[forwarded from http://bugs.debian.org/254757]
mailbox.py _fromlinepattern regexp does not support positive GMT offsets. the pattern didn't change in 2.5.
bug submitter writes:
archivemail incorrectly splits up messages in my mbox-format mail
archvies.
I use Squirrelmail, which seems to create mbox lines that look like
this:
>From mangled@clarke.tinyplanet.ca Mon Jan 26 12:29:24 2004 -0400
The "-0400" appears to be throwing it off. If the first message of an
mbox file has such a line on it, archivemail flat out stops, saying the
file is not mbox.
If the later messages in an mbox file are in this style, they are not
counted, and archivemail thinks that the preceding message is just kind
of long, and the decision to archive or not is broken.

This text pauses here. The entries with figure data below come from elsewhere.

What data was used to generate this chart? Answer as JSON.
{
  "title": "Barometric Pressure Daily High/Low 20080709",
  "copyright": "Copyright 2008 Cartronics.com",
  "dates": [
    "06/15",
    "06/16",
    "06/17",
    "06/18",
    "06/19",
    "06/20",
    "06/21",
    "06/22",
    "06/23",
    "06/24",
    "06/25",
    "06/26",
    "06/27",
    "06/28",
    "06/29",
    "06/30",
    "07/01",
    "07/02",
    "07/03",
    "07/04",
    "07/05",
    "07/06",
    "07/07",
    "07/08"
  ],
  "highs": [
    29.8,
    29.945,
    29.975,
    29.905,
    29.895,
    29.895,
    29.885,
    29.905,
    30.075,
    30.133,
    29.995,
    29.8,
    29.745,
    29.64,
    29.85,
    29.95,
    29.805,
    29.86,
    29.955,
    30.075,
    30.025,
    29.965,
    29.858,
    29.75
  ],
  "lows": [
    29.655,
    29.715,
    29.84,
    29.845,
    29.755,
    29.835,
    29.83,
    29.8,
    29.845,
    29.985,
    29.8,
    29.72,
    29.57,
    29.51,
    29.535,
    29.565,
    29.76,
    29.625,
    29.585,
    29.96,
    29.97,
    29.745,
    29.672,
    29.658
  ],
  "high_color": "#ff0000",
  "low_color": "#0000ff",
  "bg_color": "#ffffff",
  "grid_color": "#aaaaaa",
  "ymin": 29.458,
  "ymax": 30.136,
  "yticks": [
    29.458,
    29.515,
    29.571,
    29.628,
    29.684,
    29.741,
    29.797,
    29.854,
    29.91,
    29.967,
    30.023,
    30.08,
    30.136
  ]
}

I have stumbled on this bug when I wanted to archive my mails on a
Sarge system. And since my TZ is positive, the regexp did not work. I
think the correct regexp for /usr/lib/python2.3/mailbox.py should be:
_fromlinepattern = r"From \s*[^\s]+\s+\w\w\w\s+\w\w\w\s+\d?\d\s+" \
r"\d?\d:\d\d(:\d\d)?(\s+[^\s]+)?\s+\d\d\d\d\s*((\+|-)\d\d\d\d)?\s*$"
This should handle positive and negative timezones in From lines. I
have tested it successfully with an email beginning with this line:
From fred@athena.olympe.fr Mon May 31 13:24:50 2004 +0200
as well as one withouth TZ reference.
|